Re: Proposed EXPath module: resource collections from Hans-Juergen Rennau on 2015-02-20 (public-expath@w3.org from February 2015)

From: Hans-Juergen Rennau <hrennau@yahoo.de>
Date: Fri, 20 Feb 2015 21:57:57 +0000 (UTC)
To: Michael Kay <mike@saxonica.com>
Cc: "jonathan.robie@emc.com" <jonathan.robie@emc.com>, "ndw@nwalsh.com" <ndw@nwalsh.com>, "christian.gruen@gmail.com" <christian.gruen@gmail.com>, "public-expath@w3.org" <public-expath@w3.org>, "msokolov@gmail.com" <msokolov@gmail.com>
Message-ID: <323489538.5419328.1424469477075.JavaMail.yahoo@mail.yahoo.com>

Thank you for this sketch. I would like to make a suggestion, based on first implementation experience.
If the collection URI is in fact the URI of the collection descriptor document, everything is simple. URI resolving is standard (= resolving a document URI). The API implementation reads the descriptor and thus learns everything required to deal with the collection.

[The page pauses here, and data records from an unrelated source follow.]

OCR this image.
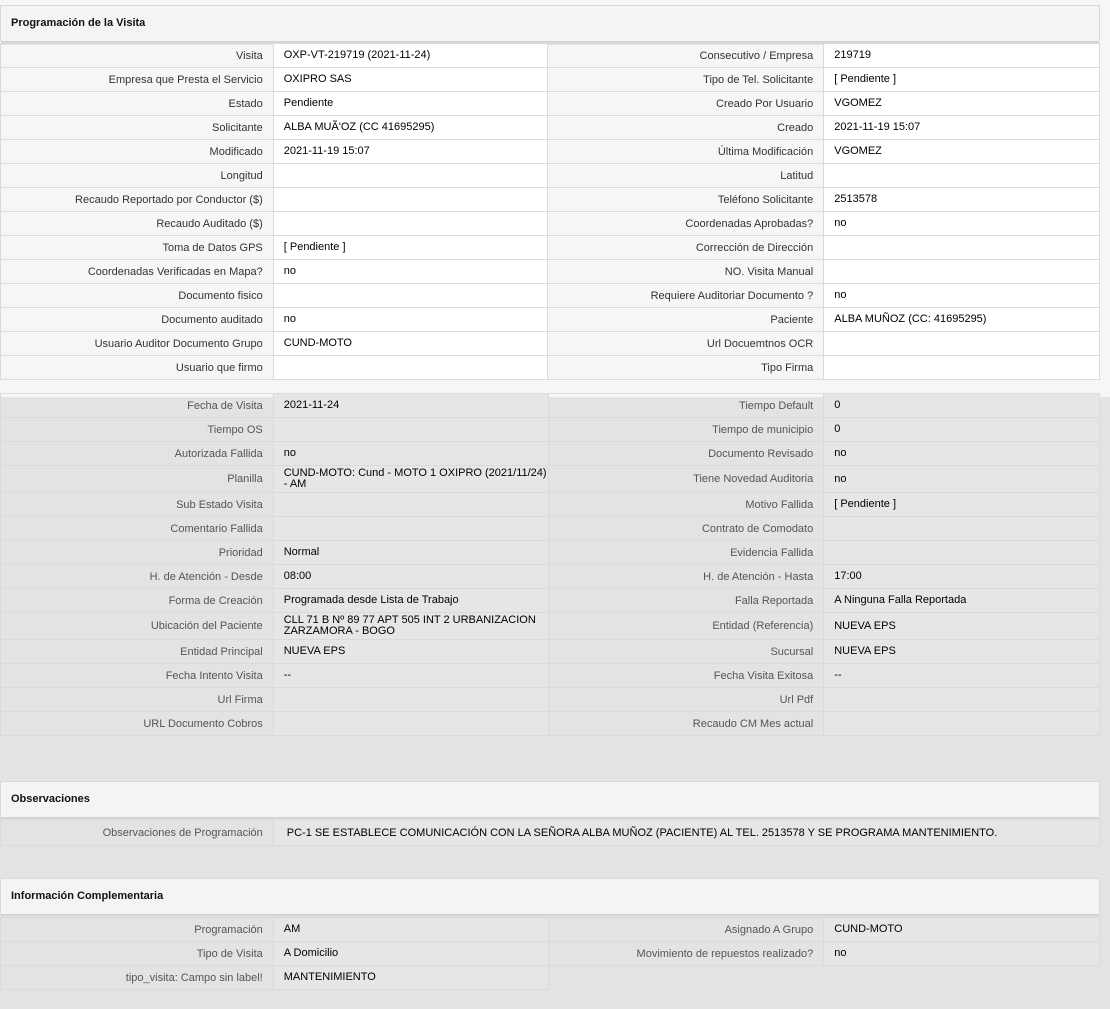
Programación de la Visita
Visita	OXP-VT-219719 (2021-11-24)	Consecutivo / Empresa	219719

Empresa que Presta el Servicio	OXIPRO SAS	Tipo de Tel. Solicitante	[ Pendiente ]

Estado	Pendiente	Creado Por Usuario	VGOMEZ

Solicitante	ALBA MUÃ'OZ (CC 41695295)	Creado	2021-11-19 15:07

Modificado	2021-11-19 15:07	Última Modificación	VGOMEZ

Longitud		Latitud	

Recaudo Reportado por Conductor ($)		Teléfono Solicitante	2513578

Recaudo Auditado ($)		Coordenadas Aprobadas?	no

Toma de Datos GPS	[ Pendiente ]	Corrección de Dirección	

Coordenadas Verificadas en Mapa?	no	NO. Visita Manual	

Documento fisico		Requiere Auditoriar Documento ?	no

Documento auditado	no	Paciente	ALBA MUÑOZ (CC: 41695295)

Usuario Auditor Documento Grupo	CUND-MOTO	Url Docuemtnos OCR	

Usuario que firmo		Tipo Firma	
Fecha de Visita	2021-11-24	Tiempo Default	0

Tiempo OS		Tiempo de municipio	0

Autorizada Fallida	no	Documento Revisado	no

Planilla	CUND-MOTO: Cund - MOTO 1 OXIPRO (2021/11/24) - AM	Tiene Novedad Auditoria	no

Sub Estado Visita		Motivo Fallida	[ Pendiente ]

Comentario Fallida		Contrato de Comodato	

Prioridad	Normal	Evidencia Fallida	

H. de Atención - Desde	08:00	H. de Atención - Hasta	17:00

Forma de Creación	Programada desde Lista de Trabajo	Falla Reportada	A Ninguna Falla Reportada

Ubicación del Paciente	CLL 71 B Nº 89 77 APT 505 INT 2 URBANIZACION ZARZAMORA - BOGO	Entidad (Referencia)	NUEVA EPS

Entidad Principal	NUEVA EPS	Sucursal	NUEVA EPS

Fecha Intento Visita	--	Fecha Visita Exitosa	--

Url Firma		Url Pdf	

URL Documento Cobros		Recaudo CM Mes actual	
Observaciones
Observaciones de Programación	PC-1 SE ESTABLECE COMUNICACIÓN CON LA SEÑORA ALBA MUÑOZ (PACIENTE) AL TEL. 2513578 Y SE PROGRAMA MANTENIMIENTO.
Información Complementaria
Programación	AM	Asignado A Grupo	CUND-MOTO

Tipo de Visita	A Domicilio	Movimiento de repuestos realizado?	no

tipo_visita: Campo sin label!	MANTENIMIENTO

In particular, it learns the technology used (XML, SQL, NOSQL, ...), the property names, types and expressions and any configuration parameters (e.g. RDBMS and connection data) additionally needed in order to create, update and query the collection artifacts. From the user perspective, simplicity and convenience, too: design the collection by writing a descriptor document (a matter of minutes), then use API functions for creating the collection artifacts, inserting and updating content and filtering it. Besides, portability is implied by the fact that the creation and updating of artifacts is guided by the descriptor - processor A can use the collections produced by processor B. (Provided, of course, both implementers can agree on a descriptor vocabulary and the rules of its interpretation.) A simple descriptor example is shown below.

Hans-Juergen
<nodl xmlns="http://www.infospace.org/pcollection">
  <collection name="xmls" uri="" formats="xml" doc="A collection of arbitrary XML documents."/>
  <pmodel>
    <property name="name" type="xs:string" maxLength="100" expr="local-name(/*)"/>
    <property name="namespace" type="xs:string" maxLength="100" expr="namespace-uri(/*)"/>
    <property name="namespaces" type="xs:string*" maxLength="100" expr="distinct-values(//*/namespace-uri(.))"/>    
    <property name="enames" type="xs:string+" maxLength="100" expr="distinct-values(//*/local-name(.))"/>
    <property name="anames" type="xs:string*" maxLength="100" expr="distinct-values(//@*/local-name(.))"/>
    <property name="ecount" type="xs:integer" maxLength="100" expr="count(//*)"/>
    <property name="acount" type="xs:integer" maxLength="100" expr="count(//@*)"/>
  </pmodel>
  <nodeDescriptor kind="uri"/>
  <ncatModel>
    <xmlNcat documentURI="/ncats/ncat-xmls.xml" asElement="*"/>
  </ncatModel>
</nodl>

 

     Michael Kay <mike@saxonica.com> schrieb am 16:25 Freitag, 20.Februar 2015:
   

 

> 
> Very well, let us put portability out of scope. But still I have no clue how to map collections of resource descriptors to persistent artifacts without a scheme, if efficiency is important.
> 

In Saxon I would imagine it working much like the collection() function does. The user registers a CollectionURIResolver or uses the standard one by default. The CollectionURIResolver is supplied with a URI and returns a map containing a list of resources and their properties. If the system supports different kinds of collection (collection schemes?) then the CollectionURIResolver will have to do some magic to determine which scheme is in use (perhaps by pattern matching on the collection URI; or perhaps using the URI scheme directly, e.g. WebDAV). The map that is returned can be anything that implements the Map interface: it might build an actual in-memory data structure containing the keys and values representing the list of resources, or it might be a virtual map that gets its information on demand from some backing data, e.g. a SQL database or a WebDAV server or an XML catalog of some kind.

Michael Kay
Saxonica

Received on Friday, 20 February 2015 21:58:29 UTC